Carnelian Dragonfly, a powerful courtier, has discovered a route in the Labyrinth leading to a wing of the Imperial Palace. Brave courtiers sometimes venture into the wing, to meddle in the intrigues of the living or simply to observe. A betting pool has formed around predicting the assassination of imperial officials, with some ghosts taking steps to ensure that their bet pays off.
In this inauspicious time, fear breeds heresy and fanaticism. The Shepherds of Sextes Jylis, an extremist clique in the Immaculate Order, have made it their business to not only admonish ghosts in Creation, but in the Underworld itself. They venture forth into minor shadowlands to deliver violent invective upon the undead, heedless(or rather, ignorant) of the dangers that lie deeper within the Underworld. Among their targets are the shades of the Court of Pale Jade, for their very existence offends the Perfected Hierarchy.
The Shattered Skull Sisterhood, a clique of militant Tepet ghosts, has received an influx of new members following the Battle of Futile Blood. They pull strings to launch incursions at Icewalker tribes from the North's many shadowlands, while the ghosts of Cathak and Sesus descent take precautions against the slain soldiers' retribution.
The Slender Ledgers, a cabal of bureaucrats, have discovered a hidden vault in a wing of the palace. Entombed within were several perfectly preserved corpses, coveted vessels for nemissaries. The Ledgers now jockey among themselves for access to the vessels, for they possess strange powers when worn and provide such detailed sensation that they almost feel like being alive again.
The Court has long been acquainted with the chernozem. The Chosen of the Dark Mother often serve as messengers for the court or as outright agents in the lands of the living. Allied Liminals can make use of the Court's modest influence throughout the underworld, so long as they do the Courtiers' bidding. Some have greatly affected the history of the court, acting as champions and executioners. A Breath Aspect Liminal, Duke Xiyou, even holds the position of Captain of the Northern Palace Guard. The Duke gives his aid to younger Liminals, loaning out effigies and artifacts in service of the Dark Mother.

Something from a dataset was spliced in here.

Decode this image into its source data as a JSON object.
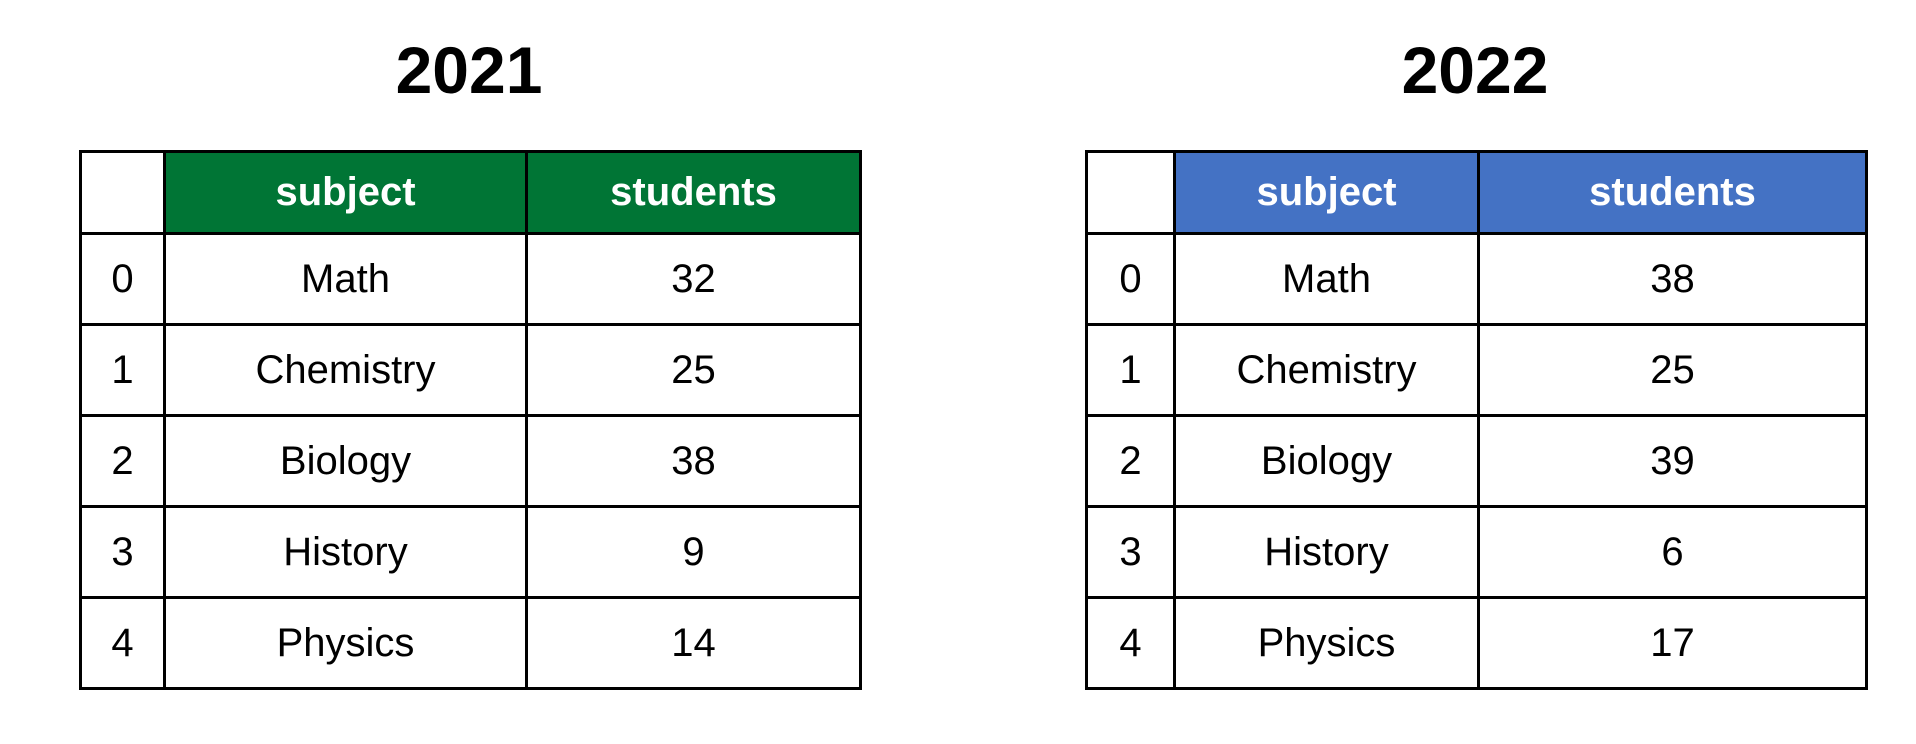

The courtiers have recently heard tell of the Deathknights. Ancient shikari and glory-hounds venture forth from the Court's palace-complex to challenge the Lawgivers of the Abyss, while perfumed socialites seek to curry favor with the Abyssals and their Deathlord masters. The Ledaal Dead are desperate to tell their living relatives of their discoveries regarding the Chosen of the Inverse Sun, but they fear the Shadow Crusade, knowing firsthand how the house deals with blasphemies such as them.